La salle de gym, transformée pour l’occasion en douane d’aéroport, donne à voir pour la première fois les quatre comédiens, Marie Sesseli-Meystre, Sandro De Feo, Marcin de Morsier et Loredana von Allmen qui nous emmènent avec eux. Au rythme des coups de sifflets, nous suivons les douaniers et douanières qui se changent, à vue pour la plupart, enfilant ainsi leur tenue d’équipage. Une fois le check-in accompli, nous voici installés à nos places dans une réplique d’avion. La démultiplication de ces zones de transition crée une perte des repères classiques du théâtre, comme le rapport entre scène et salle ou le noir avant le début du spectacle, ce qui participe grandement à l’immersion des spectateurs dans ce voyage.

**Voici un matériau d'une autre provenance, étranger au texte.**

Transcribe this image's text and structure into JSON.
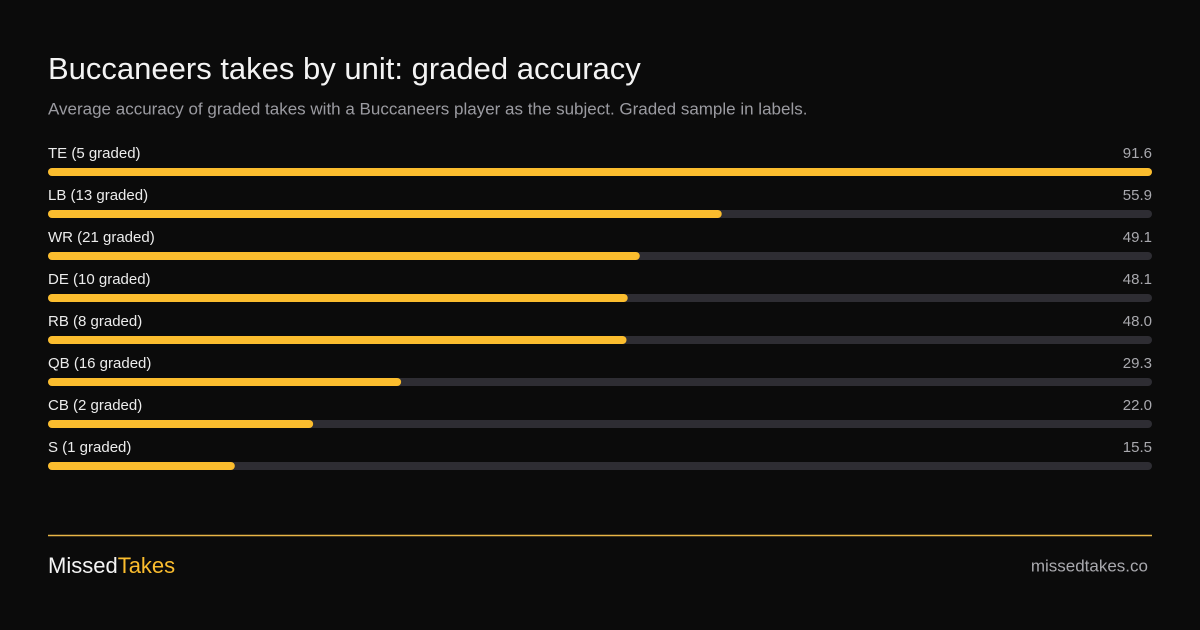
{
  "chart_data": {
    "type": "bar",
    "orientation": "horizontal",
    "title": "Buccaneers takes by unit: graded accuracy",
    "subtitle": "Average accuracy of graded takes with a Buccaneers player as the subject. Graded sample in labels.",
    "categories": [
      "TE (5 graded)",
      "LB (13 graded)",
      "WR (21 graded)",
      "DE (10 graded)",
      "RB (8 graded)",
      "QB (16 graded)",
      "CB (2 graded)",
      "S (1 graded)"
    ],
    "values": [
      91.6,
      55.9,
      49.1,
      48.1,
      48.0,
      29.3,
      22.0,
      15.5
    ],
    "value_labels": [
      "91.6",
      "55.9",
      "49.1",
      "48.1",
      "48.0",
      "29.3",
      "22.0",
      "15.5"
    ],
    "color": "#fbbd2e",
    "track_color": "#2e2d33"
  },
  "footer": {
    "brand_first": "Missed",
    "brand_second": "Takes",
    "url": "missedtakes.co"
  }
}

Pour la première fois, Loredana von Allmen endosse, en plus de son rôle de comédienne, celui de metteuse en scène. Le choix d’un tel décor permet une immersion maximale au détriment de la liberté des comédiens et comédiennes dans leurs expressions corporelles. S’ils arrivent par moment à contourner ces limites, notamment en diffusant dans l’avion plusieurs courts-métrages parodiques de genres différents réalisés par leurs soins, il en résulte quelques conséquences sur le rythme général du spectacle qui ne parvient pas toujours à surmonter les contraintes imposées.  Les monologues nuageux du commandant de bord offrent cependant une belle emphase aux dépressions atmosphériques que notre avion va bientôt rencontrer et constituent un filigrane narratif qui prend de l’importance alors que nous traversons la perturbation finale. Le saut sans parachute du commandant déclenche une ambiance plus tragique pour conclure notre voyage. Le personnel de bord poursuit cet ultime rebondissement à travers leurs récits intimes à propos de leur amour envers leurs fils, mère ou amant. Les contours d’une métaphore plus générale des drames ordinaires émergent momentanément avant que la « réalité » de la situation nous rattrape et que nous amerrissions : sommes-nous vivants ? Entre immersion et parodie, le dernier vol de la compagnie Blue Horizon nous invite à traverser avec humour et légèreté sa dernière perturbation.